Role of Satb1 and Satb2 Transcription Factors in the Glutamate Receptors Expression and Ca2+ Signaling in the Cortical Neurons In Vitro.

Transcription factors Satb1 and Satb2 are involved in the processes of cortex development and maturation of neurons. Alterations in the expression of their target genes can lead to neurodegenerative processes.

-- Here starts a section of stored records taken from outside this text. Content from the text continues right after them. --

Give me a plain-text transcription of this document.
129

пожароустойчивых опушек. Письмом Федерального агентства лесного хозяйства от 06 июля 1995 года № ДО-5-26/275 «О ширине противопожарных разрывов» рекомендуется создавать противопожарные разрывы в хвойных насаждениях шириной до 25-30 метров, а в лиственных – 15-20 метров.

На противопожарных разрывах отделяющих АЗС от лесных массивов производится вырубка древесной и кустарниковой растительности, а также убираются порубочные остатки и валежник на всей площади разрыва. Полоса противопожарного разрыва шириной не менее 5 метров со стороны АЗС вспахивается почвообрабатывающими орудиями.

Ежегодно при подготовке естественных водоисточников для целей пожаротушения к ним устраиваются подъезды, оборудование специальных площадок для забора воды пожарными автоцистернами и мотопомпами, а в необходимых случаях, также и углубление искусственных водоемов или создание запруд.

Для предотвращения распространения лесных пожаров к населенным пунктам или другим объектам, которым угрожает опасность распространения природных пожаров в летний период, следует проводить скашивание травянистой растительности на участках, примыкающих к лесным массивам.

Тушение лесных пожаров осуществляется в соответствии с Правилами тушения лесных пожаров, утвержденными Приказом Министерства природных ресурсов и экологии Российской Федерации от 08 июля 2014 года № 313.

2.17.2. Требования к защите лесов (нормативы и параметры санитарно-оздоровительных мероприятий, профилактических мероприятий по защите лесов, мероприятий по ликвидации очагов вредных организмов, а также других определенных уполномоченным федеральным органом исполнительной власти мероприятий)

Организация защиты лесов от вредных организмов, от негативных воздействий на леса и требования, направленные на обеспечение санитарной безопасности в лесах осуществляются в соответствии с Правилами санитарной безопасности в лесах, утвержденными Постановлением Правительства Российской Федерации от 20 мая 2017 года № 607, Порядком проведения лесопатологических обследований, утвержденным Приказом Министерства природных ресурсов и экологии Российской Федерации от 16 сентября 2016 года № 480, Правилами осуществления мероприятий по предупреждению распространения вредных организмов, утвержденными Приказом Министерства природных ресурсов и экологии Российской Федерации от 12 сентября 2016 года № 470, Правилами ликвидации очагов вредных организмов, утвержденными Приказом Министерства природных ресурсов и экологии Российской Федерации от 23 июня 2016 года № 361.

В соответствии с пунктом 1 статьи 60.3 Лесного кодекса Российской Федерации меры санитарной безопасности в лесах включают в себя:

Molecular and cellular mechanisms of regulation of neurotransmission by these transcription factors remain poorly understood. In this study, we have shown that transcription factors Satb1 and Satb2 participate in the regulation of genes encoding the NMDA-, AMPA-, and KA- receptor subunits and the inhibitory GABA(A) receptor. Deletion of gene for either Satb1 or Satb2 homologous factors induces the expression of genes encoding the NMDA receptor subunits, thereby leading to higher amplitudes of Ca2+-signals in neurons derived from the Satb1-deficient (Satb1fl/+ * NexCre/+) and Satb1-null mice (Satb1fl/fl * NexCre/+) in response to the selective agonist reducing the EC50 for the NMDA receptor. Simultaneously, there is an increase in the expression of the Gria2 gene, encoding the AMPA receptor subunit, thus decreasing the Ca2+-signals of neurons in response to the treatment with a selective agonist (5-Fluorowillardiine (FW)). The Satb1 deletion increases the sensitivity of the KA receptor to the agonist (domoic acid), in the cortical neurons of the Satb1-deficient mice but decreases it in the Satb1-null mice. At the same time, the Satb2 deletion decreases Ca2+-signals and the sensitivity of the KA receptor to the agonist in neurons from the Satb1-null and the Satb1-deficient mice. The Satb1 deletion affects the development of the inhibitory system of neurotransmission resulting in the suppression of the neuron maturation process and switching the GABAergic responses from excitatory to inhibitory, while the Satb2 deletion has a similar effect only in the Satb1-null mice. We show that the Satb1 and Satb2 transcription factors are involved in the regulation of the transmission of excitatory signals and inhibition of the neuronal network in the cortical cell culture.